Wall Street was set to open lower on Thursday as the Federal Reserve's growing optimism about the economy boosted the U.S. dollar to the detriment of equities, while FedEx shares fell as it forecast lower profit.
Stock index futures added slightly to losses after data showed an unexpected increase in weekly claims for unemployment insurance.
(The jobs data) is probably a non-event, even though the revised number went up. The dollar going up will be more important for the markets today, said Wayne Kaufman, chief market analyst at John Thomas Financial in New York.
S&P 500 futures fell 9.1 points and were below fair value, a formula that evaluates pricing by taking into account interest rates, dividends and time to expiration on the contract. Dow Jones industrial average futures lost 69 points, and Nasdaq 100 futures shed 11.75 points.
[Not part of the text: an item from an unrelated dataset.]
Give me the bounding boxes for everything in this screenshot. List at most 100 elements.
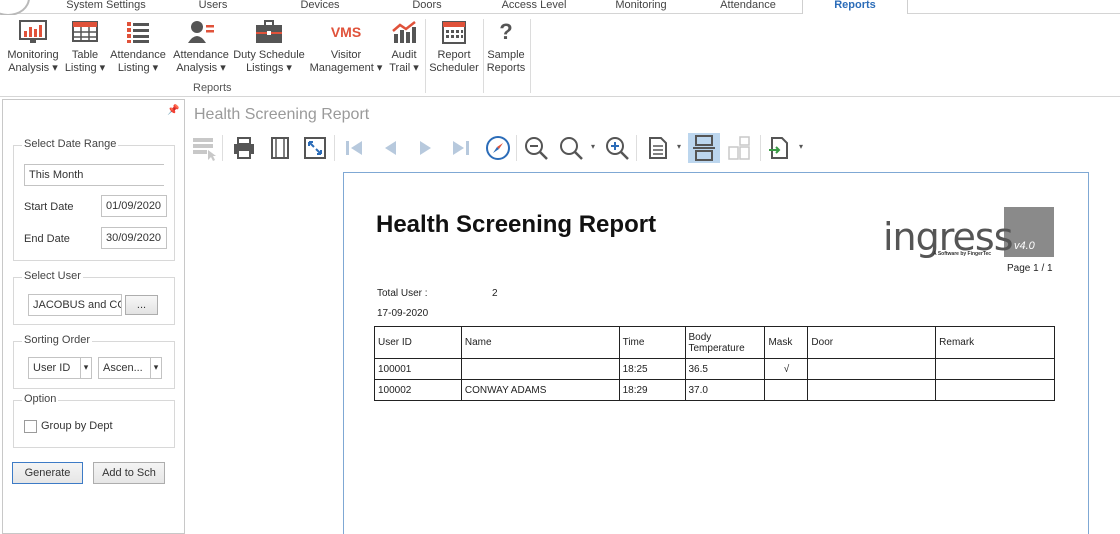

Package delivery giant FedEx Corp, a bellwether for the economy, forecast third-quarter profit below expectations, sending shares down 3.7 percent to $86.60 in premarket trading.
Citigroup Inc slid 7.8 percent to $3.18 premarket after the bank's stock offering attracted weak demand and priced much lower than expected, prompting the U.S. Treasury to delay a plan to sell $5 billion of its stock in the bank.
The Fed voted Wednesday to keep interest rates at historic lows, but the U.S. dollar strengthened as the Fed said economic activity has continued to pick up.
The Fed also said it plans to shutter most of its emergency lending facilities on February 1, which may be tempering risk-taking as investors anticipate that easy money will soon diminish.
Growing concerns about Greece's fiscal health weighed on the euro and further lifted the greenback. The dollar index <.DXY> jumped 1 percent.